The EIR, or entomological inoculation rate, describes the number of expected bites from infected mosquitoes per person per unit time and is often used as a standardised measure of transmission intensity [21]. Work has been done to assemble observations of EIR across Africa and define their relationship with PfPR [52]. In an analogous way to the cartographic estimation of clinical incidence, this has allowed maps of infection prevalence to be converted into maps of EIR, describing this key entomological quantity geographically across the endemic world [21]. The same work also included a model to extend PfPR maps to describe the global distribution of the basic reproductive number, R, for P. falciparum malaria. R quantifies the potential of P. falciparum to spread throughout a population (formally the number of new cases arising per index case per generation of the parasite) and provides important insights into, for example, the magnitude of impact that control efforts must have at each location in order to drive transmission towards elimination.

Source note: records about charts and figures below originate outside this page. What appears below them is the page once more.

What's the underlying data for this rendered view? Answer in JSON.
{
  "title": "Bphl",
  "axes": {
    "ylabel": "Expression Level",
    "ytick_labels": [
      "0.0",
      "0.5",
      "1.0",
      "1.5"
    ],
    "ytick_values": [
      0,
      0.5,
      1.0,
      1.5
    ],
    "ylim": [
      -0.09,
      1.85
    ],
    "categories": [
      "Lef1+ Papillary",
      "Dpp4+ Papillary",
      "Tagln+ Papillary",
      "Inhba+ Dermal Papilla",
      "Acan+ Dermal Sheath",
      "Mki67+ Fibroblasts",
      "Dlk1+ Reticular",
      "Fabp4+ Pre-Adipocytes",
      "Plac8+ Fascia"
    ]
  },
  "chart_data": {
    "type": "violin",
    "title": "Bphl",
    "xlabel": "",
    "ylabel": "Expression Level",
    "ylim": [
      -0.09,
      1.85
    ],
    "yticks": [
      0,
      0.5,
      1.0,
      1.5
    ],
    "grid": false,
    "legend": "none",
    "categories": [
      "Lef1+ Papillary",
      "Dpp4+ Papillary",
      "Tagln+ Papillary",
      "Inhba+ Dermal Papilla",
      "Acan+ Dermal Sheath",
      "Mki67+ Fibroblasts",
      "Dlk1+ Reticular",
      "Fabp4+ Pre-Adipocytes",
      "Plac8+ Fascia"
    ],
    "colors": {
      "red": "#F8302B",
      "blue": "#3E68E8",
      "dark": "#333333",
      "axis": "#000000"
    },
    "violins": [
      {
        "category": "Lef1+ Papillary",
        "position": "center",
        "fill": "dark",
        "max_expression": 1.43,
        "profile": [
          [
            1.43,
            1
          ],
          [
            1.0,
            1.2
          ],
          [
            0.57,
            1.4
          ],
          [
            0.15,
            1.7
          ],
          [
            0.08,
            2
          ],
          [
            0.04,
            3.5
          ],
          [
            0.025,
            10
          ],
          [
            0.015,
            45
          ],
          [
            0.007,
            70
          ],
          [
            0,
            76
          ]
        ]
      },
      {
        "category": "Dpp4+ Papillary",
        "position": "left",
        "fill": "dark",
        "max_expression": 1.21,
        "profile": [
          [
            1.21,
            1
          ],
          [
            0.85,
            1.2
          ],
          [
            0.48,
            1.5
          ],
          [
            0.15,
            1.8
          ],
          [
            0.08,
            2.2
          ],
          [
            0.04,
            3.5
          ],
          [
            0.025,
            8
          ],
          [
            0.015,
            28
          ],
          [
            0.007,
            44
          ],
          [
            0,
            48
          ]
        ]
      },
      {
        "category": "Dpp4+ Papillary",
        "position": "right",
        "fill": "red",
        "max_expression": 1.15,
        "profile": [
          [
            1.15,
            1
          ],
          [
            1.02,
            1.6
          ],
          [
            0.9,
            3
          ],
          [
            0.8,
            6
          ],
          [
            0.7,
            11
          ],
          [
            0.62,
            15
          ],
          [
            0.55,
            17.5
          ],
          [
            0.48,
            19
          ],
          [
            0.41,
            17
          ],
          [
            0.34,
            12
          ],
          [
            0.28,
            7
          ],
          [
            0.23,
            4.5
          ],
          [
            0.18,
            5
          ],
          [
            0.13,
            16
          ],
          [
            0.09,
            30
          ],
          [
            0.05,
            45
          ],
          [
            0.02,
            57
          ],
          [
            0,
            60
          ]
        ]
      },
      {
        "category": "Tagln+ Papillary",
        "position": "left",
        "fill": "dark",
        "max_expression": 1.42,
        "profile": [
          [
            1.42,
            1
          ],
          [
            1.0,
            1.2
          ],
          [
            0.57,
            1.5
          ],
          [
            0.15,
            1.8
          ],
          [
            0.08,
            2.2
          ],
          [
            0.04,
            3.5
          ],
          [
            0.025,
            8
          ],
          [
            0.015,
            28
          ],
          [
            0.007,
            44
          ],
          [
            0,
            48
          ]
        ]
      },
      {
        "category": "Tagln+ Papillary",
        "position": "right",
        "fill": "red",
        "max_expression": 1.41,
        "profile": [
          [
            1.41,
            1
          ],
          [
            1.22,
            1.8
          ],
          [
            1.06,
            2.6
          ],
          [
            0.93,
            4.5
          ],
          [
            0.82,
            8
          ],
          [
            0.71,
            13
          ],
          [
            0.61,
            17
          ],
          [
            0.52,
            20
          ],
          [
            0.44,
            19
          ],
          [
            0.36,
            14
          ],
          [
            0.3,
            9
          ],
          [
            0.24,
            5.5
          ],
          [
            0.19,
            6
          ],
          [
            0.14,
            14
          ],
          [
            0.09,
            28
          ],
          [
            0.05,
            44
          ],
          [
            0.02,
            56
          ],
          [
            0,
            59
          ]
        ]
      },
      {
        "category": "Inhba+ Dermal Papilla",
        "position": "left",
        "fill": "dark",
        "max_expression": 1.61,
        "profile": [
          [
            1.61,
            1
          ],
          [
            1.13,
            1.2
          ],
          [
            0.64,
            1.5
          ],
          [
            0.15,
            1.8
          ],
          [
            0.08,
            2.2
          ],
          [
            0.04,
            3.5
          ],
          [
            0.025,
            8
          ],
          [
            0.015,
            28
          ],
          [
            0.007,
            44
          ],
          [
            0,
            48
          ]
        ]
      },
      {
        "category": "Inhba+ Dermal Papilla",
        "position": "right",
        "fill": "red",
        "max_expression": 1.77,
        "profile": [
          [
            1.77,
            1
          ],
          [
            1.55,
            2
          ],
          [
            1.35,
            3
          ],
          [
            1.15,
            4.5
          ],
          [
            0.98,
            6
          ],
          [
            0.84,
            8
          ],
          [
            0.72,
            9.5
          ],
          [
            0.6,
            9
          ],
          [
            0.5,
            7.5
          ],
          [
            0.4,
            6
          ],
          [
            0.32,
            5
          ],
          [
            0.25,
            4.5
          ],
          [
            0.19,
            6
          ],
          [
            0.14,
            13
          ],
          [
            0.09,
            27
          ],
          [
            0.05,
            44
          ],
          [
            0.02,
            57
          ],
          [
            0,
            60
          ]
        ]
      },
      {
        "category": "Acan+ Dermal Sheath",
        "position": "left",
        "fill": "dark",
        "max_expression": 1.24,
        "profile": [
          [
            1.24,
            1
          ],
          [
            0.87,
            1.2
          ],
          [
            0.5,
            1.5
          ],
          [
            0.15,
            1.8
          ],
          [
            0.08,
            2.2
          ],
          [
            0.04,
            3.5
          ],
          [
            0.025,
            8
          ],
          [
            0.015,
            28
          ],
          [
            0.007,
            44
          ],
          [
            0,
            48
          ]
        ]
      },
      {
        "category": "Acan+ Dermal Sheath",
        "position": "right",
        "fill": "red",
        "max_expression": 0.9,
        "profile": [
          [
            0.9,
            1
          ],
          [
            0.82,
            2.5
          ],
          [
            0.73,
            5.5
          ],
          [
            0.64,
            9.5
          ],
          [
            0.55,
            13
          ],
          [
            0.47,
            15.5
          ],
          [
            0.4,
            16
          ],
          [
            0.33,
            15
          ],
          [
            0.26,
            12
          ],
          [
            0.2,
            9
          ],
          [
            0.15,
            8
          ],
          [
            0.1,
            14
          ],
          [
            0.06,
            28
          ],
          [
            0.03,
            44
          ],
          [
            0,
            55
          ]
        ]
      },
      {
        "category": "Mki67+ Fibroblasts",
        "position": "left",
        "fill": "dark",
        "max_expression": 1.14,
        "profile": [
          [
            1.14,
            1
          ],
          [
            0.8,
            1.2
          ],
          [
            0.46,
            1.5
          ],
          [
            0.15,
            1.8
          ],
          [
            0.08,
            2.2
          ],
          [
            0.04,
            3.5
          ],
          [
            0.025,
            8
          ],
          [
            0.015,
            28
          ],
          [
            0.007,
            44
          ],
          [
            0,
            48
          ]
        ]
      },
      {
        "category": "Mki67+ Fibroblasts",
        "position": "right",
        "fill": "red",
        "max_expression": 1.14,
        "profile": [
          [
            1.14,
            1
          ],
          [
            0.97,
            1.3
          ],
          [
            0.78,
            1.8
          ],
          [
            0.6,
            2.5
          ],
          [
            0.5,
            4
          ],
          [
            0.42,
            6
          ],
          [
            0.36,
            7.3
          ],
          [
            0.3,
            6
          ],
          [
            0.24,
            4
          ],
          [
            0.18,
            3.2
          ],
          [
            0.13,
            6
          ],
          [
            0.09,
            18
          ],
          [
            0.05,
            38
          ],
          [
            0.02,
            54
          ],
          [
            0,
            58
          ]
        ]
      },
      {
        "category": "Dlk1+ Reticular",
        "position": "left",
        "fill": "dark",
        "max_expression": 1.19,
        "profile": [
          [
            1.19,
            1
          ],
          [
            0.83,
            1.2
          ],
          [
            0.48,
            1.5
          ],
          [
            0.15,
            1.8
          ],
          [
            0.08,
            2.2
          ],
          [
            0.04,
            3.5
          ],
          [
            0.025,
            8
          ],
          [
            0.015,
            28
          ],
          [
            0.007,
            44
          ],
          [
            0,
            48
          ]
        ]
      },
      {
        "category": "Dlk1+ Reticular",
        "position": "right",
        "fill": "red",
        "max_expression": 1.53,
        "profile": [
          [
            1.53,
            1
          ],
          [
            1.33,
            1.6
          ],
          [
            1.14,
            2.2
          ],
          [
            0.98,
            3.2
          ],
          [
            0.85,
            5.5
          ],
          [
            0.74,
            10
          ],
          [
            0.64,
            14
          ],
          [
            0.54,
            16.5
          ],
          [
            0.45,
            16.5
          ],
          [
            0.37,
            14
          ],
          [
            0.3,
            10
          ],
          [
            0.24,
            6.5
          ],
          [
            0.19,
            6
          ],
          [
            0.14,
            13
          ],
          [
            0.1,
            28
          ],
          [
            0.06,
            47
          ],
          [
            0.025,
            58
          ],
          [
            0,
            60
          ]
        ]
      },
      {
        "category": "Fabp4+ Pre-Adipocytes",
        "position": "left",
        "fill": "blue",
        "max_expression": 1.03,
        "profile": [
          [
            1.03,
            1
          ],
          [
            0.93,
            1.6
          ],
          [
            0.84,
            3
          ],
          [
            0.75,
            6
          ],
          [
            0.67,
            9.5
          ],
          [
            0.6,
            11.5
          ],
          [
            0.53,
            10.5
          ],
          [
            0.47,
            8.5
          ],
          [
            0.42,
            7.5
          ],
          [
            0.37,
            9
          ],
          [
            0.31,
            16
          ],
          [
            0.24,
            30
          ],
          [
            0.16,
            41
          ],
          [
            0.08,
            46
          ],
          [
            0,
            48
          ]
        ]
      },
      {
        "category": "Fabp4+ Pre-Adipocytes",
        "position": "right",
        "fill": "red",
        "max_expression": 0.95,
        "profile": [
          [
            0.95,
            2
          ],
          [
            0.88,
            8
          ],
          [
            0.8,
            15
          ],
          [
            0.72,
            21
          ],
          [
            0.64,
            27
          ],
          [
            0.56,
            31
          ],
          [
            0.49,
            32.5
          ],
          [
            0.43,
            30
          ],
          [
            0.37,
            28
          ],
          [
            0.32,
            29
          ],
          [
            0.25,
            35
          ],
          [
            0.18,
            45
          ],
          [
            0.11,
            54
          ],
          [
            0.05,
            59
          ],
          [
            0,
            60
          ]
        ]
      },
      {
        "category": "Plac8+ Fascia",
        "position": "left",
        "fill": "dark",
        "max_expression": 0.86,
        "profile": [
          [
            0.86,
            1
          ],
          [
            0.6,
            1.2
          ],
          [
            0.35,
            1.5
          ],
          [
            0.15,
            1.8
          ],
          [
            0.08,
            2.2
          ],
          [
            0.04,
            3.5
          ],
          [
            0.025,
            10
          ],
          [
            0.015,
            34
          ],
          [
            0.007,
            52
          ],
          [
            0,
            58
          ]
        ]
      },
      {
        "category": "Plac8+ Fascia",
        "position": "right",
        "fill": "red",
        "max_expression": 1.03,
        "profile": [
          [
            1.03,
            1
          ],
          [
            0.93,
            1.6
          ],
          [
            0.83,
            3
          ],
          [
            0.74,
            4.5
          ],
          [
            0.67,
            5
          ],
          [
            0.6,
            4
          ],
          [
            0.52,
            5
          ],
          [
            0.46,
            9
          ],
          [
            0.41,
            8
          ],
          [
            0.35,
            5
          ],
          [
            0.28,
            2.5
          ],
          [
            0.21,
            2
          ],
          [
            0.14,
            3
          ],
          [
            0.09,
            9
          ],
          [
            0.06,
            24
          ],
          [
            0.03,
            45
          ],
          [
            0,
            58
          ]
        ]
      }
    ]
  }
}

Estimates of the number of pregnant women at risk of malaria infection globally have been made [53] by combining national estimates of numbers of pregnancies for 2007 and MAP’s 2007 and 2003 estimates of global P. falciparum [41] and P. vivax endemicity [54], respectively. Although the World Health Organization (WHO) estimates annually the number of pregnant women at risk of malaria in Africa, this study provided the first comprehensive and contemporary estimation of the number of pregnancies at risk of malaria outside of Africa.